Принцип можно переформулировать как вопрос: если ты не породил ритм, то что собственно поэтическое ты породил? Вопрос не риторический, но трудный. Как правило, ответа нет.
Я подчеркиваю — это именно проблема, требующая решения. Или вопрос, требующий ответа. Отнюдь не приговор. Как вариант -стихотворение может вступить в прямой диалог с предшественником-близнецом.
Фет: «На заре ты ее не буди».
Анненский: «Не буди его в тусклую рань» — а дальше возникают хризантемы.
Георгий Иванов: «Я люблю безнадежный покой» — а дальше возникают хризантемы и Анненский.
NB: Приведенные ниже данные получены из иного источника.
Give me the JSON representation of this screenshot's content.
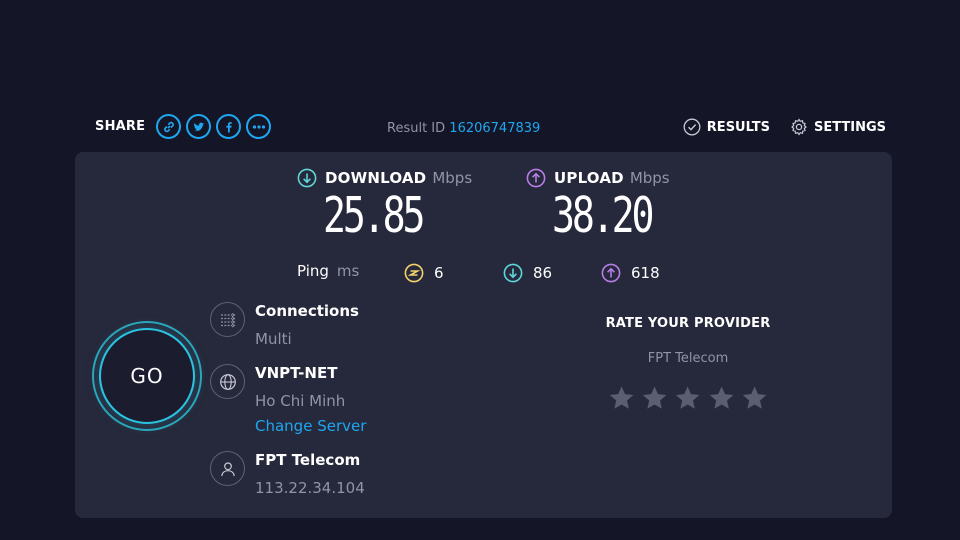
{
  "header": {
    "share_label": "SHARE",
    "share_icons": [
      "link-icon",
      "twitter-icon",
      "facebook-icon",
      "more-icon"
    ],
    "result_id_label": "Result ID",
    "result_id": "16206747839",
    "results_label": "RESULTS",
    "settings_label": "SETTINGS"
  },
  "download": {
    "title": "DOWNLOAD",
    "unit": "Mbps",
    "value": "25.85"
  },
  "upload": {
    "title": "UPLOAD",
    "unit": "Mbps",
    "value": "38.20"
  },
  "ping": {
    "label": "Ping",
    "unit": "ms",
    "idle": "6",
    "download": "86",
    "upload": "618"
  },
  "go_label": "GO",
  "connections": {
    "title": "Connections",
    "value": "Multi"
  },
  "server": {
    "name": "VNPT-NET",
    "location": "Ho Chi Minh",
    "change_label": "Change Server"
  },
  "isp": {
    "name": "FPT Telecom",
    "ip": "113.22.34.104"
  },
  "rate": {
    "title": "RATE YOUR PROVIDER",
    "provider": "FPT Telecom",
    "stars_total": 5,
    "stars_selected": 0
  },
  "colors": {
    "background": "#141526",
    "panel": "#26283b",
    "accent": "#1ea7f0",
    "download": "#5fd6d9",
    "upload": "#b77ee6",
    "idle_ping": "#f2d36b",
    "muted": "#9193a8",
    "star": "#5b5d70"
  }
}
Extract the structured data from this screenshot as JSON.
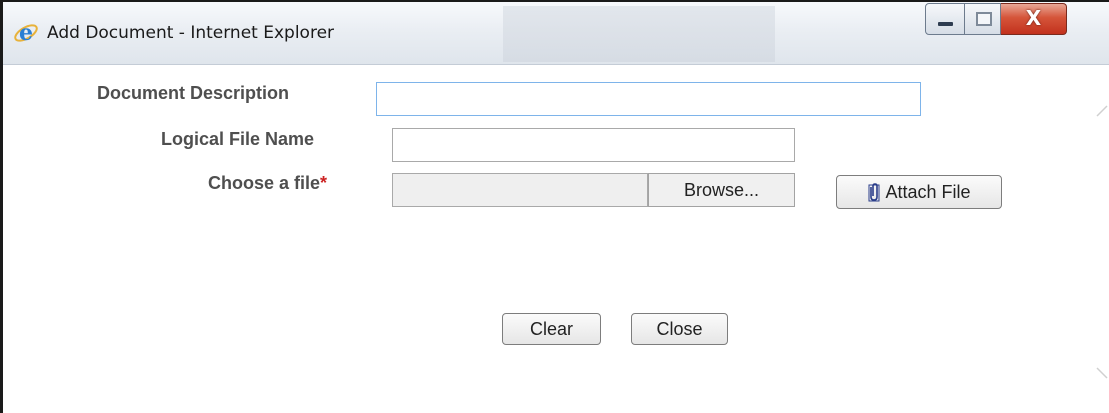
{
  "window": {
    "title": "Add Document - Internet Explorer",
    "app_icon": "internet-explorer-icon",
    "controls": {
      "minimize": "minimize-icon",
      "maximize": "maximize-icon",
      "close": "X"
    }
  },
  "form": {
    "description_label": "Document Description",
    "description_value": "",
    "logical_name_label": "Logical File Name",
    "logical_name_value": "",
    "file_label": "Choose a file",
    "required_marker": "*",
    "file_value": "",
    "browse_label": "Browse...",
    "attach_label": "Attach File",
    "attach_icon": "paperclip-icon"
  },
  "actions": {
    "clear_label": "Clear",
    "close_label": "Close"
  },
  "colors": {
    "required": "#cc2222",
    "focus_border": "#7eb4ea",
    "close_button": "#c2311d"
  }
}
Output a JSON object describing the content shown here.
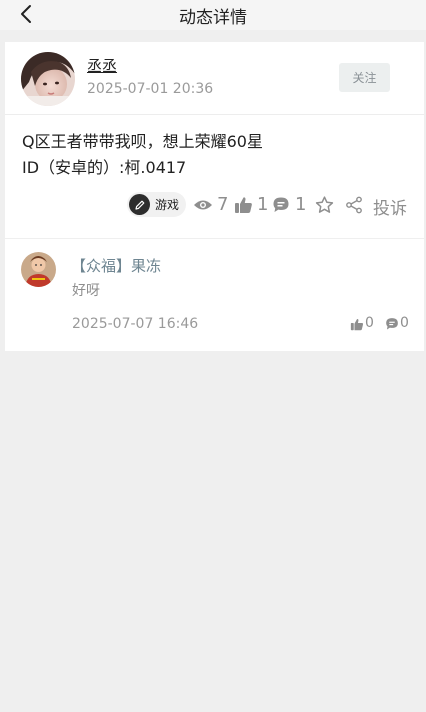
{
  "header": {
    "title": "动态详情",
    "back_icon": "chevron-left-icon"
  },
  "post": {
    "author": {
      "name": "丞丞",
      "avatar": "avatar-photo"
    },
    "time": "2025-07-01 20:36",
    "follow_label": "关注",
    "content_lines": [
      "Q区王者带带我呗，想上荣耀60星",
      "ID（安卓的）:柯.0417"
    ],
    "tag": {
      "label": "游戏",
      "icon": "pencil-icon"
    },
    "stats": {
      "views": "7",
      "likes": "1",
      "comments": "1"
    },
    "complain_label": "投诉"
  },
  "comments": [
    {
      "author": "【众福】果冻",
      "text": "好呀",
      "time": "2025-07-07 16:46",
      "likes": "0",
      "replies": "0"
    }
  ],
  "colors": {
    "page_bg": "#efefef",
    "card_bg": "#ffffff",
    "link_blue_gray": "#6e8591",
    "muted": "#8e8e8e"
  }
}
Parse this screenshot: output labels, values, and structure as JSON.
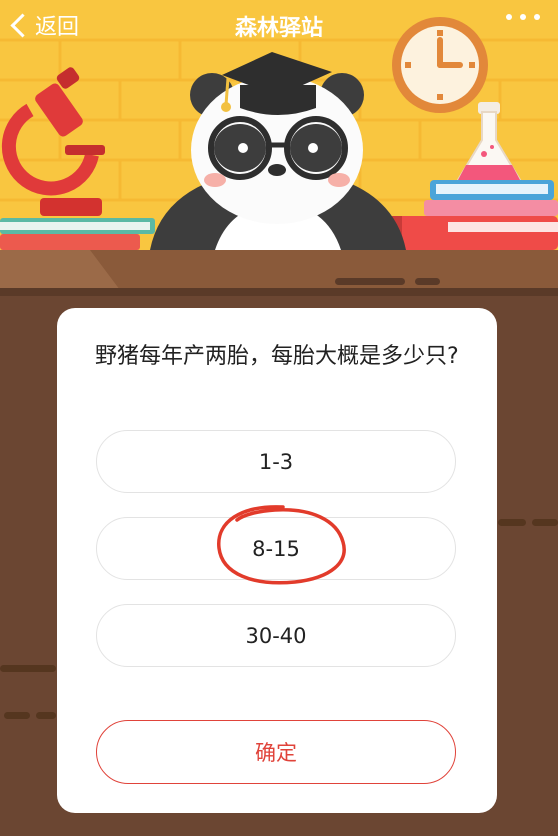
{
  "header": {
    "back_label": "返回",
    "title": "森林驿站",
    "more_icon": "more-dots-icon"
  },
  "quiz": {
    "question": "野猪每年产两胎，每胎大概是多少只?",
    "options": [
      {
        "label": "1-3"
      },
      {
        "label": "8-15",
        "annotated": true
      },
      {
        "label": "30-40"
      }
    ],
    "confirm_label": "确定"
  },
  "colors": {
    "sky_yellow": "#f9c640",
    "wood_brown": "#6b4632",
    "desk_top": "#8a5a3a",
    "accent_red": "#e0433a",
    "annotation_red": "#e23b2b"
  }
}
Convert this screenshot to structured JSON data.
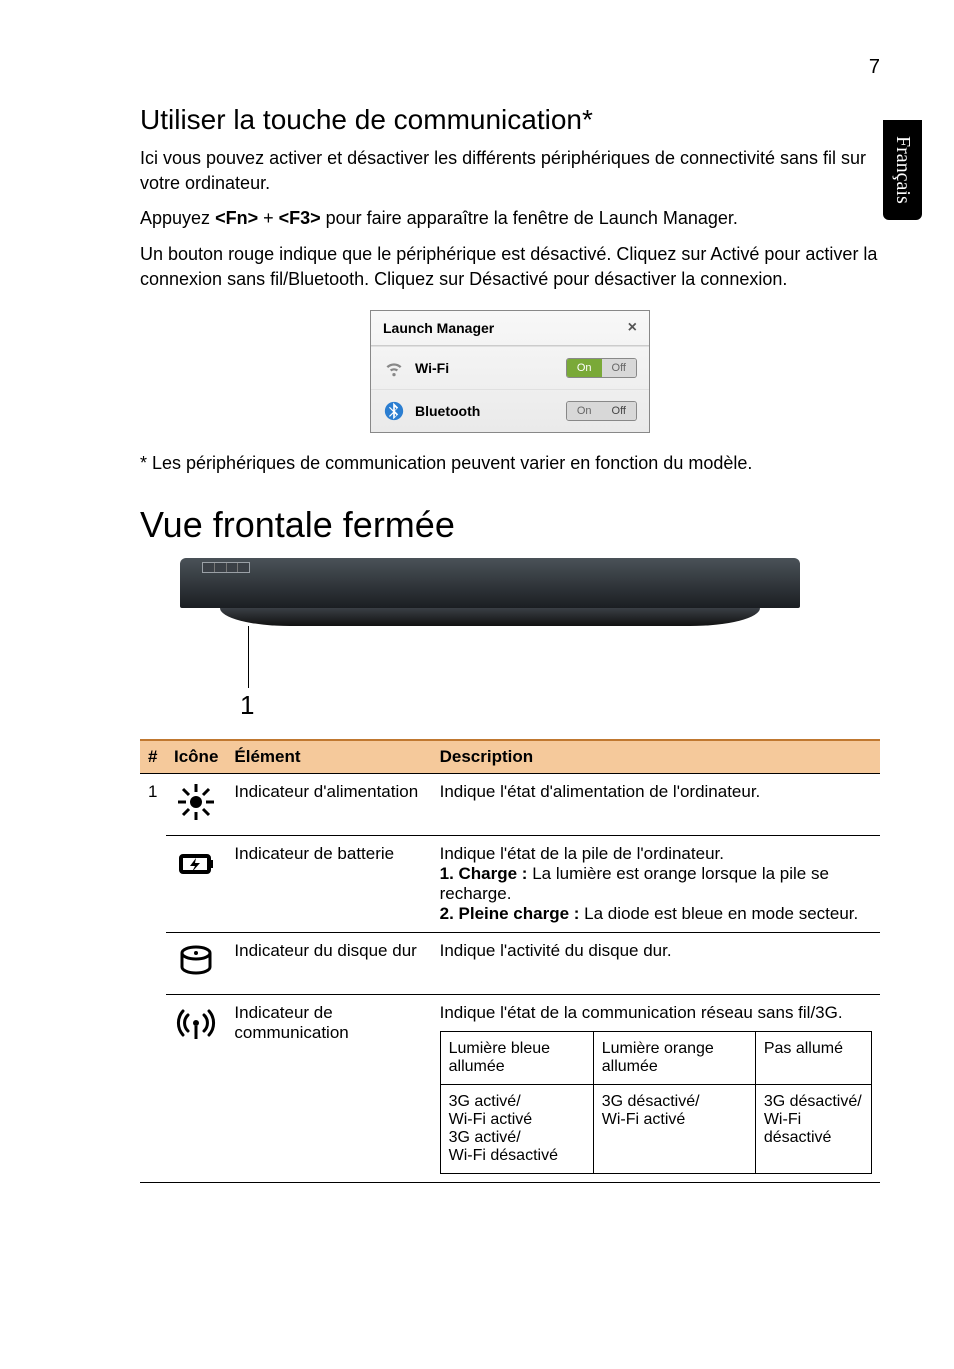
{
  "page_number": "7",
  "lang_tab": "Français",
  "section1_title": "Utiliser la touche de communication*",
  "section1_p1": "Ici vous pouvez activer et désactiver les différents périphériques de connectivité sans fil sur votre ordinateur.",
  "section1_p2_pre": "Appuyez ",
  "section1_p2_k1": "<Fn>",
  "section1_p2_mid": " + ",
  "section1_p2_k2": "<F3>",
  "section1_p2_post": " pour faire apparaître la fenêtre de Launch Manager.",
  "section1_p3": "Un bouton rouge indique que le périphérique est désactivé. Cliquez sur Activé pour activer la connexion sans fil/Bluetooth. Cliquez sur Désactivé pour désactiver la connexion.",
  "launch": {
    "title": "Launch Manager",
    "close": "×",
    "rows": [
      {
        "label": "Wi-Fi",
        "on": "On",
        "off": "Off",
        "active": "on"
      },
      {
        "label": "Bluetooth",
        "on": "On",
        "off": "Off",
        "active": "off"
      }
    ]
  },
  "section1_note": "* Les périphériques de communication peuvent varier en fonction du modèle.",
  "section2_title": "Vue frontale fermée",
  "callout_1": "1",
  "table": {
    "headers": {
      "num": "#",
      "icon": "Icône",
      "element": "Élément",
      "description": "Description"
    },
    "rows": [
      {
        "num": "1",
        "element": "Indicateur d'alimentation",
        "description": "Indique l'état d'alimentation de l'ordinateur."
      },
      {
        "element": "Indicateur de batterie",
        "desc_line1": "Indique l'état de la pile de l'ordinateur.",
        "desc_line2a": "1. Charge : ",
        "desc_line2b": "La lumière est orange lorsque la pile se recharge.",
        "desc_line3a": "2. Pleine charge : ",
        "desc_line3b": "La diode est bleue en mode secteur."
      },
      {
        "element": "Indicateur du disque dur",
        "description": "Indique l'activité du disque dur."
      },
      {
        "element": "Indicateur de communication",
        "description": "Indique l'état de la communication réseau sans fil/3G.",
        "inner": {
          "h1": "Lumière bleue allumée",
          "h2": "Lumière orange allumée",
          "h3": "Pas allumé",
          "c1": "3G activé/\nWi-Fi activé\n3G activé/\nWi-Fi désactivé",
          "c2": "3G désactivé/\nWi-Fi activé",
          "c3": "3G désactivé/\nWi-Fi désactivé"
        }
      }
    ]
  }
}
Читатель легко умножит примеры диалога. Но просто, по наивности, попасть в чей-то след и не заметить — это вряд ли пройдет.
Принцип середины —
если в стихотворении можно (естественно, не геометрически, а интонационно) выделить середину, скорее всего, ее можно удалить.
Имеется в виду горизонтальная часть стихотворения; ни вдох, ни выдох.
К прозе это не относится. Может быть, самое лакомое в прозе — это середина.
Принцип мертвой зоны —
это относится к правке текста. Она возможна либо сразу после написания, пока процесс еще идет, стихотворение еще влажное, податливое, автор находится, учено говоря, в состоянии измененного сознания. Либо уж через несколько месяцев или лет, когда стихотворение воспринимается как чужое и правится на трезвую голову посредством вкуса.
А между этими периодами возможности правки — мертвая зона, когда лучше не лезть внутрь собственных стихов по причине межеумочного положения по отношению к ним.
Опытный литератор, прочитав этот пункт, вероятно, хмыкнет — подумаешь, открыл Америку. Да, это бесспорный и общеизвестный факт. И как раз то, что опытный литератор может сообщить неопытному.
Принцип тупого чтения —
любая состоятельная студия, при всем эгоцентризме поэтов, не только союз писателей, но и читательский клуб. Возникает искушение рафинироваться как читатель — научиться получать удовольствие от того, от чего раньше не получал. Научиться сочувствовать тому, что раньше вызывало лишь здоровый смех. Вообще, видеть литературное качество там, где раньше не видел.
Я бы, наоборот, посоветовал молодым литераторам укрепиться в позиции тупого, невнимательного, недоверчивого и несентиментального читателя.
Чтобы прошибало только что-то действительно сильное.
Чтобы был стимул писать сильнее (в надежде прошибить товарищей).
Чтобы, фигурально говоря, гора не шла к Магомету — т.е. не вести восприятие к уровню текстов, а уровень текстов вести к восприятию. Усиливать не слух, а звук.
И чтобы не было разочарований при выходе из уютного круга единомышленников в неуютный мир толстокожих людей.
Понятно, что список можно длить. Но характер его, думаю, вполне определился.
«Первая часть была опубликована в ТрВ №16 (35) от 18 августа 2009 г., с. 3.»
Ну и как прикажете её искать?
http://trv-science.ru/uploads/35N.pdf на с.3
А кто и когда учил CREATIVE WRITING царя Шломо, Гомера, Данте, Чосера, Шекспира, Франсуа Вийона, Льва Толстого, Чехова, Марка Твена, Ахматову, Цветаеву, Мандельштама, Одена, Пастернака, Бродского? Заранее благодарю за честный ответ.